Common Core Lesson Plan of the Day: Speaking and Listening

I was feeling pretty good about life. My “Cask of Amontillado” common core lesson plans went great. It went so well that several students apologized for having insulted me the week before, fearful that I would bury them behind a wall of school cafeteria lasagna and leave them to die.

Then my administrator, Ms. Fireyou, announced she would be observing me to specifically see how I was evaluating the Speaking and Listening Common Core Standards. I panicked, tripped, slammed my head on a pile of school cafeteria lasagna I had planned on using to wall up disobedient children, and was visited in a dream by Jack Canfield, who gave me a bowl of Chicken Soup and this great lesson plan and rubric for classroom discussions.

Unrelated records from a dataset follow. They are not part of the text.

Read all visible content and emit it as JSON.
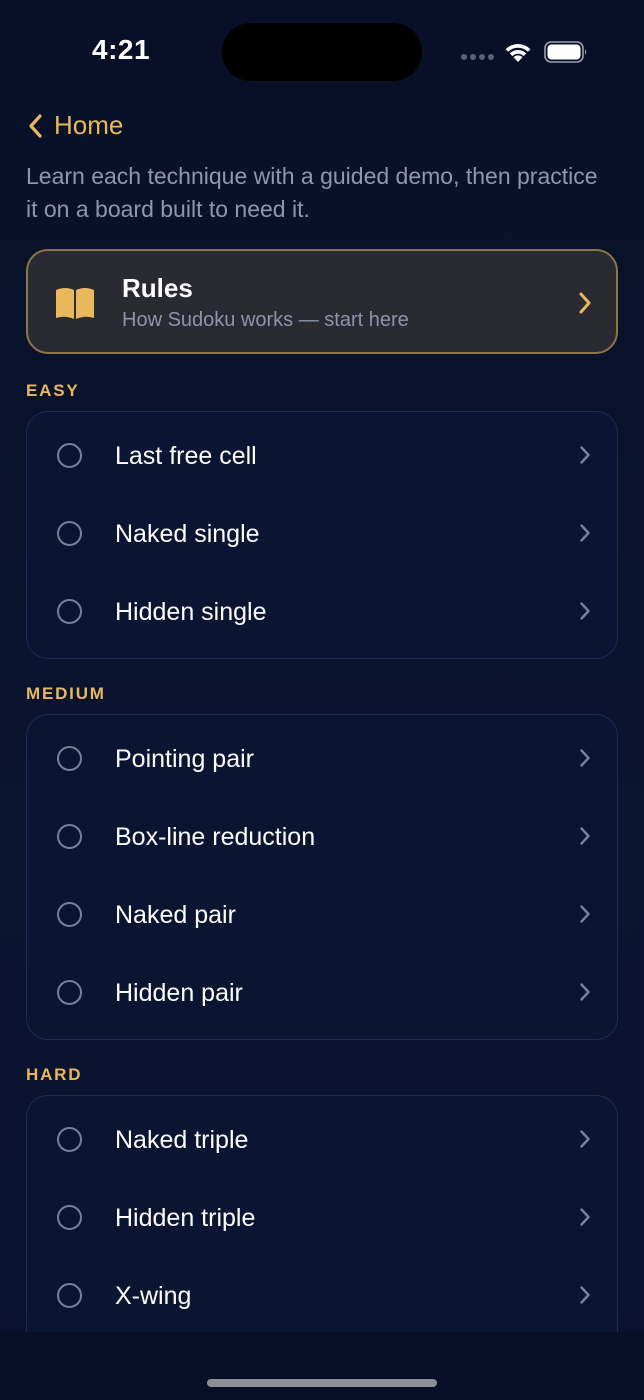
{
  "status_bar": {
    "time": "4:21"
  },
  "nav": {
    "back_label": "Home"
  },
  "intro": "Learn each technique with a guided demo, then practice it on a board built to need it.",
  "rules_card": {
    "title": "Rules",
    "subtitle": "How Sudoku works — start here",
    "icon": "book-icon"
  },
  "sections": [
    {
      "title": "EASY",
      "items": [
        {
          "label": "Last free cell"
        },
        {
          "label": "Naked single"
        },
        {
          "label": "Hidden single"
        }
      ]
    },
    {
      "title": "MEDIUM",
      "items": [
        {
          "label": "Pointing pair"
        },
        {
          "label": "Box-line reduction"
        },
        {
          "label": "Naked pair"
        },
        {
          "label": "Hidden pair"
        }
      ]
    },
    {
      "title": "HARD",
      "items": [
        {
          "label": "Naked triple"
        },
        {
          "label": "Hidden triple"
        },
        {
          "label": "X-wing"
        }
      ]
    }
  ],
  "colors": {
    "accent": "#e9b75c",
    "background": "#081028",
    "card": "#0a1433",
    "card_border": "#1f2c52",
    "rules_card": "#2a2a32",
    "rules_border": "#8e7549",
    "muted_text": "#8e97b0"
  }
}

Check out the rubric before you get started.

Speaking and Listening Rubric

Here’s how to apply the standards.

  1. Give students an assignment that requires them to take notes, annotate (this lesson on annotating a poem can be adapted to just about anything), or answer questions. Annotation works best for discussion assignments because students are more likely to be thorough when annotating as opposed to taking notes. If you do assign notes, I recommend Cornell Notes. Answering questions is often too limiting, but if the questions are thought-provoking, they can work.
  2. Students should take out their completed assignment and the class discussion rubric at the start of class.
  3. Go over classroom discussion rules. You can even have them make their own.
  4. Discuss. If students are well prepared, your only job is to guide them.

Here are suggestions for assigning a grade.

DroptheMicThe procedural part is fairly straightforward. It’s the evaluation part that can get complicated. I’ve experimented over the years and found that the following evaluation procedures make it easier for everyone (including me) to succeed.

  1. When you give the class discussion preparation assignment, be sure to emphasize that preparation makes up the bulk of the grade. In reality, it’s practically all the grade since without the preparation the discussion itself won’t be very good.
  2. At the start of class, instruct students to have the assignment on their desk and to take a few minutes to organize their thoughts. What you’re really doing is giving them something constructive to do, so you can go around the room with a seating chart and check to see if they’re prepared for the discussion. Those who are fully prepared receive a star. Those who are not receive either a 3/4, 1/2, or a zero depending on the preparation. Because most of my assignments involve annotation and my instructions include “annotate the heck out of this reading selection,” it’s pretty easy to check.
  3. Once the discussion begins, just make ‘+’ marks on the seating chart for good comments and ‘-‘ marks for obvious signs of stupidity or lack of preparation. Take the preparation grade as a basis and go from there. For example, if  a student merits a 3/4 on his preparation assignment and makes a couple of good points during the discussion, his grade will improve (but no more than a 90%). If a student has thoroughly completed the preparation assignment but makes no comments or shows little understanding, his grade can be knocked down, but never below an 85%. (These are just examples of how I grade. You can come up with your own system. Just be sure to use the rubric to justify your marks. The preparation portion is obviously the key.)

Because it’s the discussion rubric is based on ELA Common Core Standards, the grade can be taken as a summative or formative assignment.